Here white  has a pawn to the good and should be able to queen it.  It's a little trickier than you think!  Unless you know what you're doing, this situation will usually end as a stalemate. Try it for a while and then check the hints at the bottom of the page if you need to.

a) White to move and queen pawn!



In the problem above, we realize that we only need to be one pawn ahead to win a chess game, as that pawn has the possibility to become a queen! 

If we queen that pawn, then we should always win the game.  See if you can checkmate the king and avoid the stalemate.  There's a rule in chess that states that after the last pawn has been taken or moved, you must checkmate within 50 moves or the game is a draw.

 b) White to move and checkmate!






Here we have two rooks and a king versus a sole king.  White should surely win!  See if you can very systematically checkmate the black king.  It can be done in only six moves by white!

 c) White to move and checkmate!






A rook and king versus a king.  Don't stalemate.  You have but 50 moves to get the mate.  Approach this problem systematically!

d) White to move and checkmate!






Our last problem for this page, but one that makes a very important point!  We'll need this lesson to master some slightly more difficult endgame situations later on.
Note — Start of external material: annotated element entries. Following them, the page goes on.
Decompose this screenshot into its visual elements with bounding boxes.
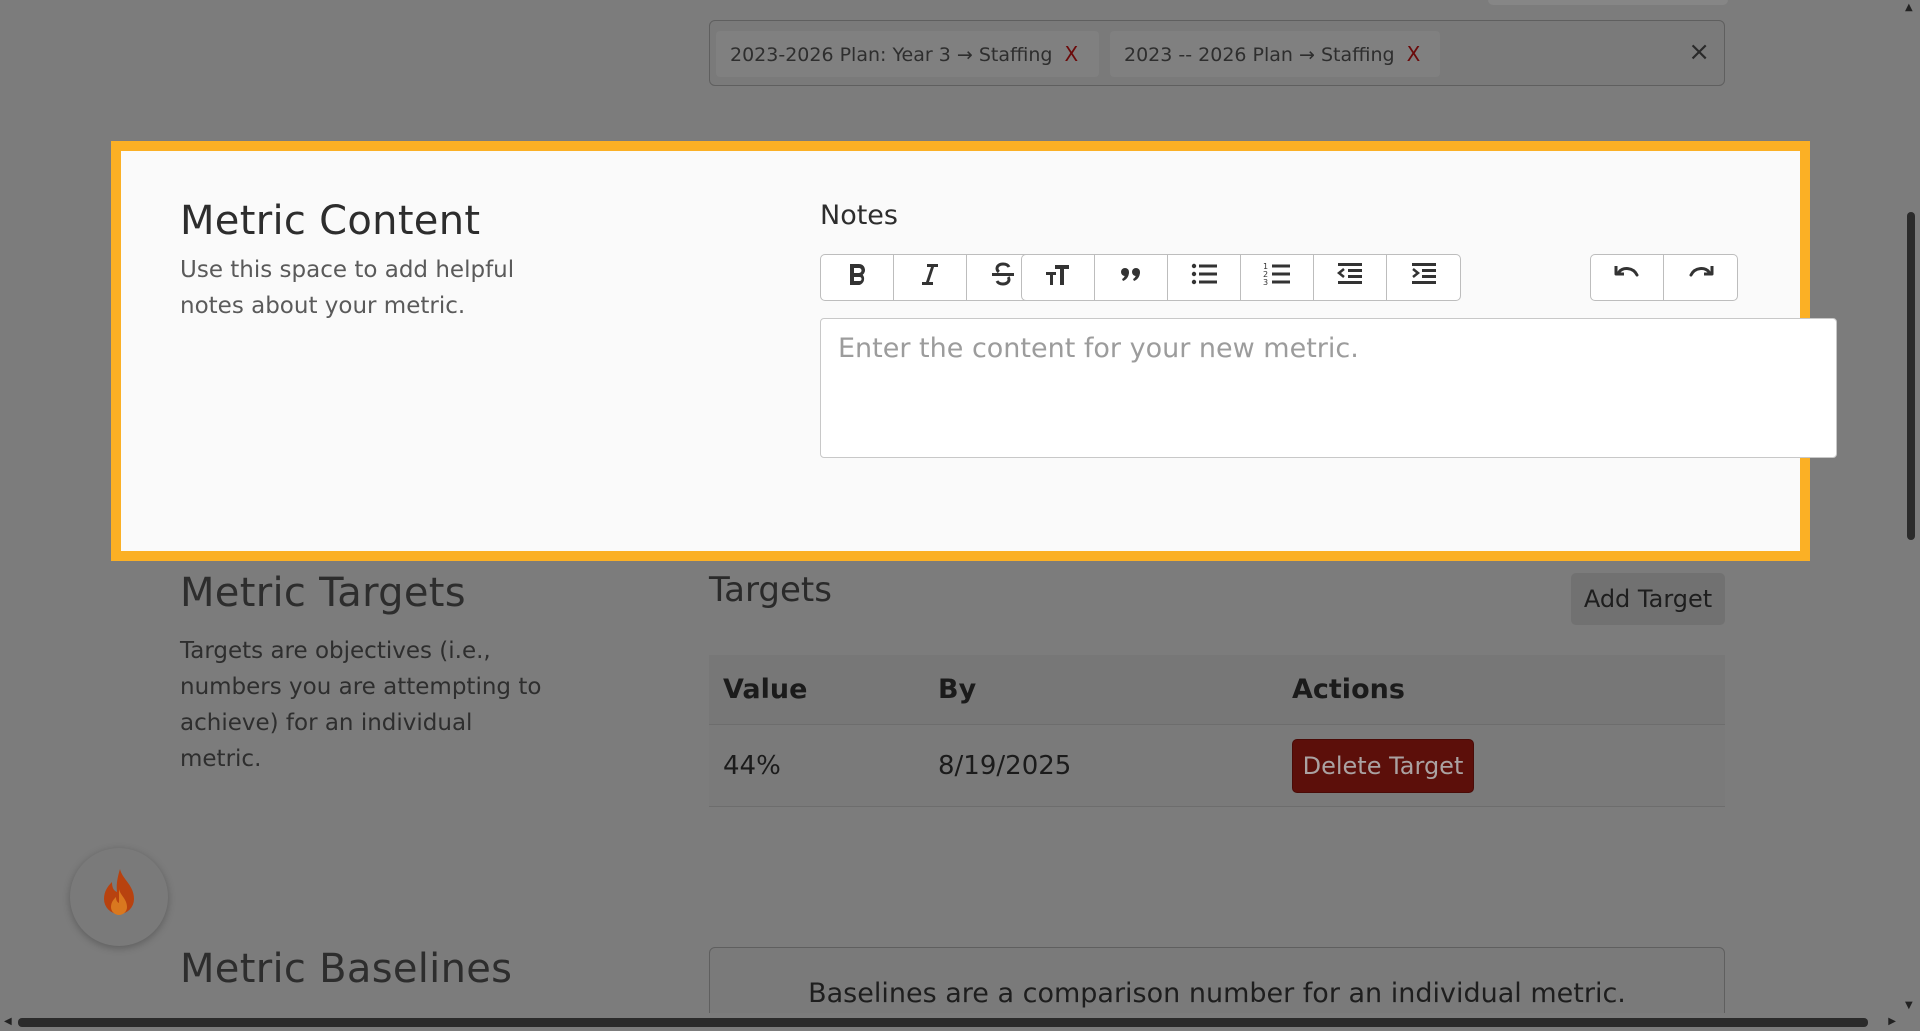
scroll-up-arrow-icon[interactable]: ▲ [1905, 2, 1913, 13]
baselines-box: Baselines are a comparison number for an… [709, 947, 1725, 1013]
editor-placeholder: Enter the content for your new metric. [838, 333, 1359, 364]
redo-icon [1685, 258, 1717, 297]
fire-icon [94, 867, 144, 927]
metric-content-title: Metric Content [180, 198, 481, 244]
metric-targets-title: Metric Targets [180, 570, 466, 616]
strikethrough-icon [987, 258, 1019, 297]
target-value: 44% [723, 750, 781, 781]
metric-content-card: Metric Content Use this space to add hel… [111, 141, 1837, 561]
undo-icon [1611, 258, 1643, 297]
metric-targets-description: Targets are objectives (i.e., numbers yo… [180, 638, 542, 772]
quote-icon [1115, 258, 1147, 297]
scroll-right-arrow-icon[interactable]: ▶ [1888, 1016, 1896, 1027]
bullet-list-icon [1188, 258, 1220, 297]
indent-icon [1408, 258, 1440, 297]
quote-button[interactable] [1095, 255, 1168, 300]
italic-button[interactable] [894, 255, 967, 300]
remove-tag-button[interactable]: X [1064, 42, 1078, 66]
outdent-button[interactable] [1314, 255, 1387, 300]
bold-icon [841, 258, 873, 297]
clear-tags-button[interactable]: × [1688, 37, 1710, 67]
redo-button[interactable] [1664, 255, 1737, 300]
plan-tag-field[interactable]: 2023-2026 Plan: Year 3 → Staffing X 2023 … [709, 20, 1725, 86]
svg-text:3: 3 [1263, 278, 1268, 287]
target-date: 8/19/2025 [938, 750, 1072, 781]
scroll-down-arrow-icon[interactable]: ▼ [1905, 1000, 1913, 1011]
notes-editor[interactable]: Enter the content for your new metric. [820, 318, 1837, 458]
baselines-empty-text: Baselines are a comparison number for an… [808, 978, 1626, 1009]
horizontal-scrollbar[interactable]: ◀ ▶ [0, 1013, 1900, 1031]
plan-tag-label: 2023 -- 2026 Plan → Staffing [1124, 44, 1395, 66]
delete-target-button[interactable]: Delete Target [1292, 738, 1474, 793]
heading-icon [1042, 258, 1074, 297]
targets-header: Targets [709, 570, 832, 610]
history-toolbar [1590, 254, 1738, 301]
plan-tag: 2023-2026 Plan: Year 3 → Staffing X [716, 31, 1099, 77]
column-header-actions: Actions [1292, 674, 1405, 705]
bullet-list-button[interactable] [1168, 255, 1241, 300]
metric-baselines-title: Metric Baselines [180, 946, 513, 992]
numbered-list-button[interactable]: 123 [1241, 255, 1314, 300]
vertical-scroll-thumb[interactable] [1907, 212, 1915, 540]
undo-button[interactable] [1591, 255, 1664, 300]
indent-button[interactable] [1387, 255, 1460, 300]
fire-widget-button[interactable] [70, 848, 168, 946]
heading-button[interactable] [1022, 255, 1095, 300]
page: 2023-2026 Plan: Year 3 → Staffing X 2023 … [0, 0, 1900, 1013]
plan-tag-label: 2023-2026 Plan: Year 3 → Staffing [730, 44, 1053, 66]
top-button-edge [1488, 0, 1728, 5]
numbered-list-icon: 123 [1261, 258, 1293, 297]
column-header-value: Value [723, 674, 808, 705]
column-header-by: By [938, 674, 977, 705]
remove-tag-button[interactable]: X [1407, 42, 1421, 66]
actions-cell: Delete Target [1292, 738, 1474, 793]
outdent-icon [1334, 258, 1366, 297]
scroll-left-arrow-icon[interactable]: ◀ [4, 1016, 12, 1027]
notes-label: Notes [820, 200, 898, 231]
table-header-row: Value By Actions [709, 655, 1725, 725]
add-target-button[interactable]: Add Target [1571, 573, 1725, 625]
vertical-scrollbar[interactable]: ▲ ▼ [1900, 0, 1920, 1013]
bold-button[interactable] [821, 255, 894, 300]
targets-table: Value By Actions 44% 8/19/2025 Delete Ta… [709, 655, 1725, 807]
plan-tag: 2023 -- 2026 Plan → Staffing X [1110, 31, 1440, 77]
italic-icon [914, 258, 946, 297]
metric-content-description: Use this space to add helpful notes abou… [180, 257, 515, 319]
scrollbar-corner [1900, 1013, 1920, 1031]
table-row: 44% 8/19/2025 Delete Target [709, 725, 1725, 807]
block-toolbar: 123 [1021, 254, 1461, 301]
horizontal-scroll-thumb[interactable] [18, 1018, 1868, 1027]
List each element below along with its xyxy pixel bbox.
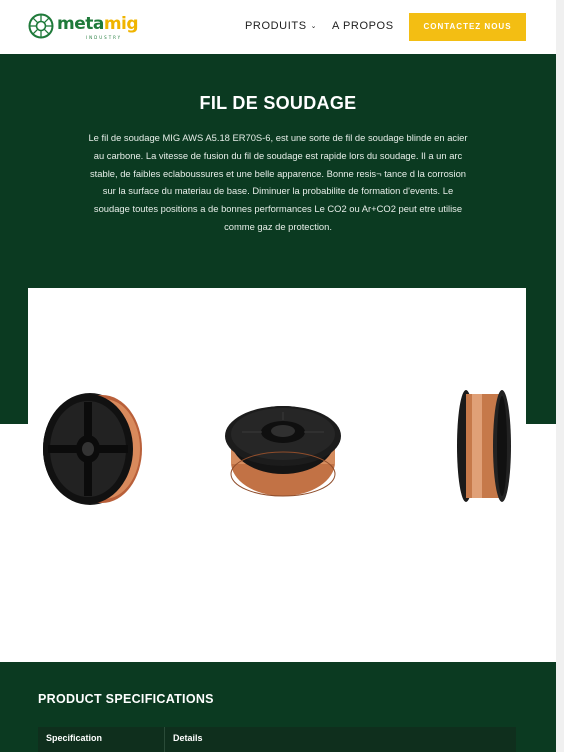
product-image-spool-copper[interactable] — [222, 402, 344, 498]
column-divider — [164, 727, 165, 752]
product-image-spool-black[interactable] — [40, 390, 146, 508]
card-background-right — [526, 424, 554, 662]
scrollbar-track[interactable] — [556, 0, 564, 752]
column-header-details: Details — [173, 733, 203, 743]
logo[interactable]: metamig INDUSTRY — [28, 13, 139, 41]
column-header-specification: Specification — [46, 733, 103, 743]
logo-wordmark: metamig — [57, 14, 139, 34]
product-image-spool-edge[interactable] — [454, 388, 514, 504]
logo-icon — [28, 13, 54, 39]
nav-produits-label: PRODUITS — [245, 20, 307, 32]
hero-description: Le fil de soudage MIG AWS A5.18 ER70S-6,… — [88, 132, 468, 232]
site-header: metamig INDUSTRY PRODUITS ⌄ A PROPOS CONT… — [0, 0, 556, 54]
contact-button[interactable]: CONTACTEZ NOUS — [409, 13, 526, 41]
nav-a-propos[interactable]: A PROPOS — [332, 20, 394, 32]
nav-produits[interactable]: PRODUITS ⌄ — [245, 20, 317, 32]
nav-a-propos-label: A PROPOS — [332, 20, 394, 32]
specs-table-header: Specification Details — [38, 727, 516, 752]
card-background-left — [0, 424, 28, 662]
page-title: FIL DE SOUDAGE — [199, 93, 357, 113]
logo-tagline: INDUSTRY — [86, 35, 123, 40]
specs-title: PRODUCT SPECIFICATIONS — [38, 692, 214, 706]
chevron-down-icon: ⌄ — [310, 23, 318, 30]
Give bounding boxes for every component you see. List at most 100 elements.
e) White to move and queen a pawn!






 a) The white king must always stay in front of the pawn.  Black king goes one way (say to the right), white king goes the other way (to the left).


b) The king must help the queen push the black king to the end of the board.  From there the checkmate is easy, but be careful, don't stalemate.


 c) The rooks simply "walks" the king down to the end of the board, putting one rook in front of the other.  However, both rooks will eventually need to move all the way to the right end of the board, as the king gets closer to them, to continue this strategy.


d) The rook and king together pushes the black king to the end of the board or to a corner of the board.  From there the checkmate is always possible, but can be tricky! Don't allow the stalemate.


e) The point here is that the pawns to not need to be defended by the king.  If the black king tries to take the one pawn it can, the other pawn races to become a queen! Obviously, the white king will be needed to move the pawns slowly forwards, but there's no rush to get to the pawns, as they are safe together!